Trade

Raimondo selected for Biden’s Commerce secretary

Raimondo impressed the president-elect’s team when she was considered to be Biden’s running mate.

Gov. Gina Raimondo gives an update on the coronavirus.

President-elect Joe Biden has selected Rhode Island Gov. Gina Raimondo to serve as secretary of Commerce, according to two people familiar with the decision. Biden has also tapped longtime aide Don Graves as deputy Commerce secretary and California official Isabel Guzman to lead the Small Business Administration, a source familiar with the matter said.

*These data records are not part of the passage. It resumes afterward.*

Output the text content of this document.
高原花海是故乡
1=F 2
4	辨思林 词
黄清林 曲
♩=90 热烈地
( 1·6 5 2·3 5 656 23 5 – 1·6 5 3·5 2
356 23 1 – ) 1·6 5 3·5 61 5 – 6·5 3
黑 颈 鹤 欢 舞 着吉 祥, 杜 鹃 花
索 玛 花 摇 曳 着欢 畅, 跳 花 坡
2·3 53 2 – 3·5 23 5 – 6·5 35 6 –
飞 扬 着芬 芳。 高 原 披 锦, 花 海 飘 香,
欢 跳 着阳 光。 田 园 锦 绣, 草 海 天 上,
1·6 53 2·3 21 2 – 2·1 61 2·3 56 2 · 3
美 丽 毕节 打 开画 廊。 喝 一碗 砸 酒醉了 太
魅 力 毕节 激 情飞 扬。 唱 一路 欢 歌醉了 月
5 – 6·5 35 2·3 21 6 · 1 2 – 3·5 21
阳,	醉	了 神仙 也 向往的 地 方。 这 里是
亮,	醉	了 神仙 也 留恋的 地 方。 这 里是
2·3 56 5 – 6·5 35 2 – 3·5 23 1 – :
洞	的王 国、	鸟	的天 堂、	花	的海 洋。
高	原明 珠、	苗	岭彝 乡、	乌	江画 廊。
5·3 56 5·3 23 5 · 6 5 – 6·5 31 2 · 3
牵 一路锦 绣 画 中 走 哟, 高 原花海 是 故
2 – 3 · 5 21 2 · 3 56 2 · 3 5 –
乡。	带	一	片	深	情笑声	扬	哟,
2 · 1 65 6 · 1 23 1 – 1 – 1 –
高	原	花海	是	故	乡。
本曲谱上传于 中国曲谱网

Raimondo, who impressed the Biden team when she was considered to be Biden’s running mate, was also in contention to run the Treasury Department and the Department of Health and Human Services.

Raimondopublicly pulled her name out of the running for HHS secretary in early December after people close to Biden told her the job was hers if she wanted it. At the time, she said she would stay focused on Rhode Island.

Raimondo is a former venture capitalist who worked at a fund backed by Bain Capital. She also started her own venture firm in Rhode Island, where she worked before being elected general treasurer of Rhode Island in 2011.

Raimondo was elected governor of Rhode Island in 2014 and served as head of the Democratic Governors Association in 2019. During the presidential primary, she threw her support behind former New York Mayor Michael Bloomberg, serving as national co-chair for the well funded but ill-fated campaign.

Until September, Graves worked for Cleveland-based KeyBank as its head of corporate responsibility and community relations. He previously served in Biden’s vice presidential office and in the Treasury Department, and at one point ran Biden’ts Cancer Moonshot initiative.

Graves is currently leading the Treasury Agency Review Team for the transition.

Guzman served in the Obama administration’s SBA as deputy chief of staff and senior advisor. More recently she has been director of California’s Office of the Small Business Advocate.

If confirmed, Guzman will take the helm of the once low-key agency that has been tasked with doling out massive amounts of aid to struggling employers during the pandemic.

Raimondo, if approved by the Senate, will preside over a sprawling, diverse department, whose functions include forecasting the weather, managing ocean fisheries, and setting international product standards.

She will also be landing in the middle of several international trade disputes that were begun during the tenure of Secretary Wilbur Ross, one of the few cabinet secretaries to survive President Donald Trump’s entire term.

Ross helped Trump justify tariffs on steel and aluminum imports under a little-used legal provision. Commerce conducted a 270-day investigation, which Ross said showed those imports posed a threat to U.S.’ national security.

That paved the way for Trump to impose duties on the two metals, drawing the ire of allies like the European Union and other major trading partners. Ross also conducted an investigation that could have led to national security tariffs on autos from Europe and Japan, but Trump never followed through on that threat.

Ross was less involved in Trump’s tit-for-tat trade war with China that resulted in duties on more than $350 billion worth of imports. But he did put Chinese telecommunications giant Huawei and other Chinese firms on a trade blacklist due to national security grounds.

As a member of the Cabinet, Raimondo could play a key role in helping Biden decide whether or when to roll back any of those actions. Trade relations with China are expected to remain fraught, even if Biden does mend fences with countries in the EU and other nations after four years of Trump’s disruptive actions.